On August 30, 1963, integration officially began in the Wake County System; as predicted– it wasn’t easy. Gwen Matthews, one of the first black students entering Cary High, recalls her first day with white students, the racist shouts and chants against integration engraved in her memory. The black students did not want to return the next day, but they say they were influenced and encouraged by their parents that it would get better. In an interview with the News and Observer, Gwen Matthews said the demonstrations lasted for ten days and county school officials had to be brought in to make sure no organized community demonstration happens. 

Even though the anti-integration demonstrations stopped, the lives of the six black girls didn’t get easier. Gwen Matthews recalls that in the days prior to her integration, her father tried to prepare her for the name-calling that she would experience; however, she says she wasn’t “prepared for the intensity.” Her father told her not to retaliate after the name-calling, which makes sense, retaliating allows the white students to pinpoint you as “dangerous.” These six students were not accepted into Cary High life with open arms. Teachers and students both ignored them. One student recants the events of when white students would physically move their desks and seclude her, making it seem she was in her own world. 

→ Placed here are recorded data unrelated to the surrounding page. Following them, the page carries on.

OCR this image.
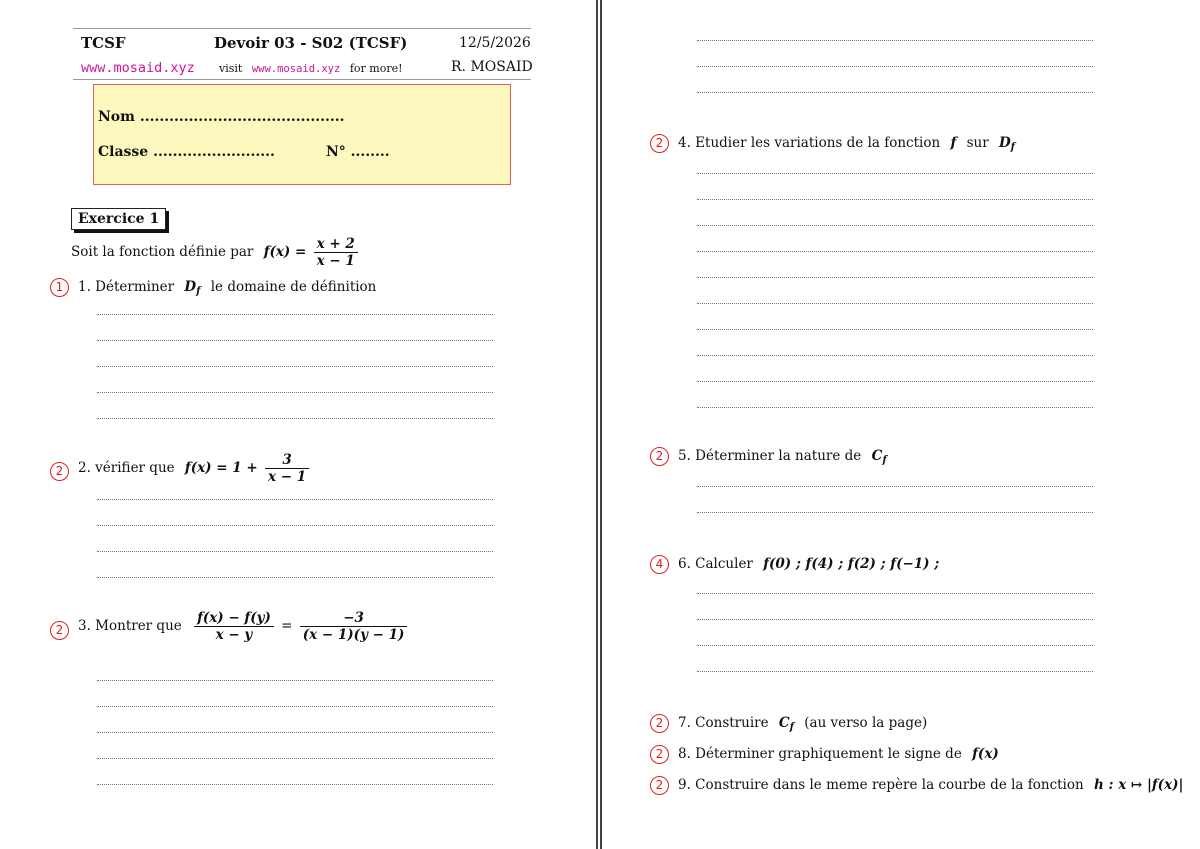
TCSF	Devoir 03 - S02 (TCSF)	12/5/2026
www.mosaid.xyz visit www.mosaid.xyz for more!	R. MOSAID
Nom ..........................................
Classe .........................	N° ........
Exercice 1
Soit la fonction définie par $f(x) = \frac{x + 2}{x - 1}$
1	1. Déterminer $D_f$ le domaine de définition
2	2. vérifier que $f(x) = 1 + \frac{3}{x - 1}$
2	3. Montrer que $\frac{f(x) - f(y)}{x - y} = \frac{-3}{(x - 1)(y - 1)}$
2	4. Etudier les variations de la fonction f sur $D_f$
2	5. Déterminer la nature de $C_f$
4	6. Calculer f(0) ; f(4) ; f(2) ; f(−1) ;
2	7. Construire $C_f$ (au verso la page)
2	8. Déterminer graphiquement le signe de f(x)
2	9. Construire dans le meme repère la courbe de la fonction h : x ↦ |f(x)|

Many things have changed since Cary High was integrated; for example, the mascot was originally the “White Imps,” but was later turned to simply “Imps” after black students voiced their concern on the racist connotation it could portray. The integration of Cary High led to the integration of the entire Wake County system. It is those brave six girls who set the pace for all other black students in the county. Lucille Evans, Frances Louise White, Gwendolyn Matthews, Brenda Lee Hill, Esther Lee Mayo, and Phyllis Rose are why we have black students Cary High today; these six girls are why Cary High is the Cary High it is today.